The Water Jar (http://www.xanga.com/home.aspx?user=TheWaterJar ) recently posted something rather like an apology for not having a sufficiently exciting life. I think I have done the same, and I see a lot of blogs doing that — if not an outright apology, than a self-deprecating laugh at ourselves, as though the fact that we let strangers read about our lives gives us a responsibility to provide adventures for them to read about.
Adventures can go both ways, though. Consider the case of my great-grandfather R.A., a man who led a truly exciting life. One of my favorite of his adventures took place when he was living in China at the end of the 19th century. A couple of extortionists threatened to tell people that he and his housemate were killing babies if he didn’t pay up. When he did not, they actually buried a baby in the back yard, publicly “discovered” it, and incited a riot. R.A. and his friend had to flee for their lives. When the miscreants were caught and charged with their crimes, R.A. came back to insist that they be tried in their native language, for justice’s sake. He died many years later attempting to rescue his servants when the ship they were all on was torpedoed off the coast of Malta.
His half brother, an adventurer of a different stripe, died in a gunfight over a poker game.
My grandfather, having perhaps received the genetic predisposition toward adventure, merely took a job with the International Labor Office, travelled the world, and died peacefully in his sleep at an advanced age. Less exciting, perhaps, and certainly not as good a story, but no less satisfying.
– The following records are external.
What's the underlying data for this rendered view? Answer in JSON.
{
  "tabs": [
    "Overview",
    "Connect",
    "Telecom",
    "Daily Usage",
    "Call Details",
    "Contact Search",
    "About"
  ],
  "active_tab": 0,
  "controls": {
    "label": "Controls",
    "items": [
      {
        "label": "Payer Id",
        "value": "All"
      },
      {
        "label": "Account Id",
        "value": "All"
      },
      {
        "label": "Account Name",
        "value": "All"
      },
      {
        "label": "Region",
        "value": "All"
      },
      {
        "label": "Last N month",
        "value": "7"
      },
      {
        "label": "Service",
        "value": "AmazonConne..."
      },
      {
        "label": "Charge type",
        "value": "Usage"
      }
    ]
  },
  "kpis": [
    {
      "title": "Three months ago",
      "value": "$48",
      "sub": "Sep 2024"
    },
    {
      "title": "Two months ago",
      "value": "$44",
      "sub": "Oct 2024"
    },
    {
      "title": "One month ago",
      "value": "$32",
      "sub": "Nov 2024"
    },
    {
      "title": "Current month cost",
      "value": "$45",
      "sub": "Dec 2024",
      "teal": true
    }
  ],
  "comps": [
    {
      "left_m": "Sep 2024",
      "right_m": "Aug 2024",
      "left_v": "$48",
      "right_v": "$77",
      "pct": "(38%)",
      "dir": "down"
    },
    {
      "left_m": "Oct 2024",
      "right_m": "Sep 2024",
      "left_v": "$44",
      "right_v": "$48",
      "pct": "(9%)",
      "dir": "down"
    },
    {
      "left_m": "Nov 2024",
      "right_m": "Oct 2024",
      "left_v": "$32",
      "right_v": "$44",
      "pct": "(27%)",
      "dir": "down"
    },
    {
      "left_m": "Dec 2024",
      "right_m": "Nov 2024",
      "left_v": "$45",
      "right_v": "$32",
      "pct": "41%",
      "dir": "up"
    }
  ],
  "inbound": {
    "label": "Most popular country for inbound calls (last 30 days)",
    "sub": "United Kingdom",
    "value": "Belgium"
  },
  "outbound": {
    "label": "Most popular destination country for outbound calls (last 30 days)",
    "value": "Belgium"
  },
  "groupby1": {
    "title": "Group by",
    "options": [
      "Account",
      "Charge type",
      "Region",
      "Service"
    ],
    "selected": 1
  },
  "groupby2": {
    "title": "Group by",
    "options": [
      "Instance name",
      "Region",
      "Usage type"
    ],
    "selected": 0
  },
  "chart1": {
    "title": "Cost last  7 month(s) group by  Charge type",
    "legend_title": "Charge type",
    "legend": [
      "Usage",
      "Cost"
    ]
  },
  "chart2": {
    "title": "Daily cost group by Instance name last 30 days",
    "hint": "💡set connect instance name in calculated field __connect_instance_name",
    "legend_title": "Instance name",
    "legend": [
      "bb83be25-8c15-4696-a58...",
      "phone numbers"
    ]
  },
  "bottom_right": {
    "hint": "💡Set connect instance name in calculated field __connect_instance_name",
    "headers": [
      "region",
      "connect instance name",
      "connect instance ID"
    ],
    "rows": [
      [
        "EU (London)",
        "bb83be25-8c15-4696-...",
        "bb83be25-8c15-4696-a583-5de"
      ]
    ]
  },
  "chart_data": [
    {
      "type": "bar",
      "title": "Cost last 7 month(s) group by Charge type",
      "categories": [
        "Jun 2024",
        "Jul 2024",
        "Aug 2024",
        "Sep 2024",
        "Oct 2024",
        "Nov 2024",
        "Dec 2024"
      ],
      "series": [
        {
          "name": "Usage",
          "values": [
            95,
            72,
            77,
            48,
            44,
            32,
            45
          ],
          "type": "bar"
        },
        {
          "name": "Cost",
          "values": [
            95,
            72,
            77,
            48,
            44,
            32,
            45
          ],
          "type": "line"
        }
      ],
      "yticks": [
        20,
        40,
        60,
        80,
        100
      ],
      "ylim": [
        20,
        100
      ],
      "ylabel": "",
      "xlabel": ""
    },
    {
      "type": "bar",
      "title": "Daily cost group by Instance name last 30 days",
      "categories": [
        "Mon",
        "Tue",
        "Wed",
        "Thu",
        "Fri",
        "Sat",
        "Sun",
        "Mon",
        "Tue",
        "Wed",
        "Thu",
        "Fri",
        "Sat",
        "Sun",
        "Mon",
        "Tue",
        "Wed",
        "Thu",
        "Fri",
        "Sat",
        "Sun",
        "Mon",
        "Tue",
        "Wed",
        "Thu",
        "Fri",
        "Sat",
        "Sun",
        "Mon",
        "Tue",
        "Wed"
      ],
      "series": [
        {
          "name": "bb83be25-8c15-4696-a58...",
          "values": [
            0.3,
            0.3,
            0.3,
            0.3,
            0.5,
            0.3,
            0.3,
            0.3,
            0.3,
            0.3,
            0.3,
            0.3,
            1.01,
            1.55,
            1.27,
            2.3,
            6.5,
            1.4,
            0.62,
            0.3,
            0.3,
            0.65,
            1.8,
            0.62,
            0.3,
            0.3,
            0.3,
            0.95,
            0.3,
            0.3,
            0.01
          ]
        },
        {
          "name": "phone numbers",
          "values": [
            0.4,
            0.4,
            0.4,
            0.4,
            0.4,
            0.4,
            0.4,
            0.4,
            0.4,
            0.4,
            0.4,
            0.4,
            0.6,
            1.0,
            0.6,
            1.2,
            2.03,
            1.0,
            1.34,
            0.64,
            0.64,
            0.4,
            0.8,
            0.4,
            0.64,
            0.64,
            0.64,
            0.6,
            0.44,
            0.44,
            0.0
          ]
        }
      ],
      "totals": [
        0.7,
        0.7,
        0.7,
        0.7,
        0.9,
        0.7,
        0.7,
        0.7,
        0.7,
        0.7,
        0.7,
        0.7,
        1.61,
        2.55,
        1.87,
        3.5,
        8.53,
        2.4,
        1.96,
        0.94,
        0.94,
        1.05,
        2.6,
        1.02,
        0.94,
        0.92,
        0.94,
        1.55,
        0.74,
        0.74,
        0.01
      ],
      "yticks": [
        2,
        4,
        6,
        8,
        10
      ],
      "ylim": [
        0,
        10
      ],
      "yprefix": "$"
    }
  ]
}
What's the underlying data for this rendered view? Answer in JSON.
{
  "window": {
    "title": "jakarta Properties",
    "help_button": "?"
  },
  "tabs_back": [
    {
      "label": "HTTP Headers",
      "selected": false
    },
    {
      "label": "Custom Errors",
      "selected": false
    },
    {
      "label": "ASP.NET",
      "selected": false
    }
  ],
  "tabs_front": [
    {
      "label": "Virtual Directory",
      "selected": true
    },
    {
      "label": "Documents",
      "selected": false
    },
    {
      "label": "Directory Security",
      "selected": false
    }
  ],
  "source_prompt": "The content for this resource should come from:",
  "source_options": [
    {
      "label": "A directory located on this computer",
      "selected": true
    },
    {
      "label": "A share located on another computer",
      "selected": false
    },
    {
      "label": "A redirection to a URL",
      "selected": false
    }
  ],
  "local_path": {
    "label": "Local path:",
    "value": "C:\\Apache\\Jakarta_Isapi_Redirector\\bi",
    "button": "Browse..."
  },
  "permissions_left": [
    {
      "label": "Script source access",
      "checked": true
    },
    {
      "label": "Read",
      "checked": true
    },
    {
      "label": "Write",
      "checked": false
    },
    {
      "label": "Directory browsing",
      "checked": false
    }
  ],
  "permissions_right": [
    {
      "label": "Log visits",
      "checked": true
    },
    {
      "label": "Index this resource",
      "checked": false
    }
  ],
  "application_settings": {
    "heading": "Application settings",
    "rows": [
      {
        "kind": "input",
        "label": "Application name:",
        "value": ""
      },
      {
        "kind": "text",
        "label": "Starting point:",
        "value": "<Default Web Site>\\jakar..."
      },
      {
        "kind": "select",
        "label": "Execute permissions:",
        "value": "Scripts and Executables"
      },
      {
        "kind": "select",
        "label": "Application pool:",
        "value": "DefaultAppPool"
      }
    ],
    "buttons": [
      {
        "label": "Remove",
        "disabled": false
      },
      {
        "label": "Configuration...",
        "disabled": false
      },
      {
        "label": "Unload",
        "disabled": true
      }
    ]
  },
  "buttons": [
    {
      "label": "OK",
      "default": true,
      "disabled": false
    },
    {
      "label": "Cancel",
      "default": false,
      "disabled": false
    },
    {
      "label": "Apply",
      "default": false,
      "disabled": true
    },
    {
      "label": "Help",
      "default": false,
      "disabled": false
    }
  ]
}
My adventures this weekend consist of finishing The Empress’s chemise except for the hem and nearly finishing the anniversary quilt. A belated birthday dinner for #2 son with such of the extended family as are in the area, a repeat of the DNA cable, and I am satisfied.
Here is the back of the quilt. Not that the look is what is so great about the back of a hand-quilted quilt — it is of course the feel, the texture, the way all those little stitches pull the cotton up into myriad tiny puffs and creases. So, if you have a hand-quilted quilt of your own, you can go feel the back of it now and get essentially the same sensation you would get from feeling this one, thus making this a multi-sensory blogging experience.
The next step is the binding. I have not yet chosen the fabric for the binding, so it may be a lengthy step, but I still have hopes of finishing in time.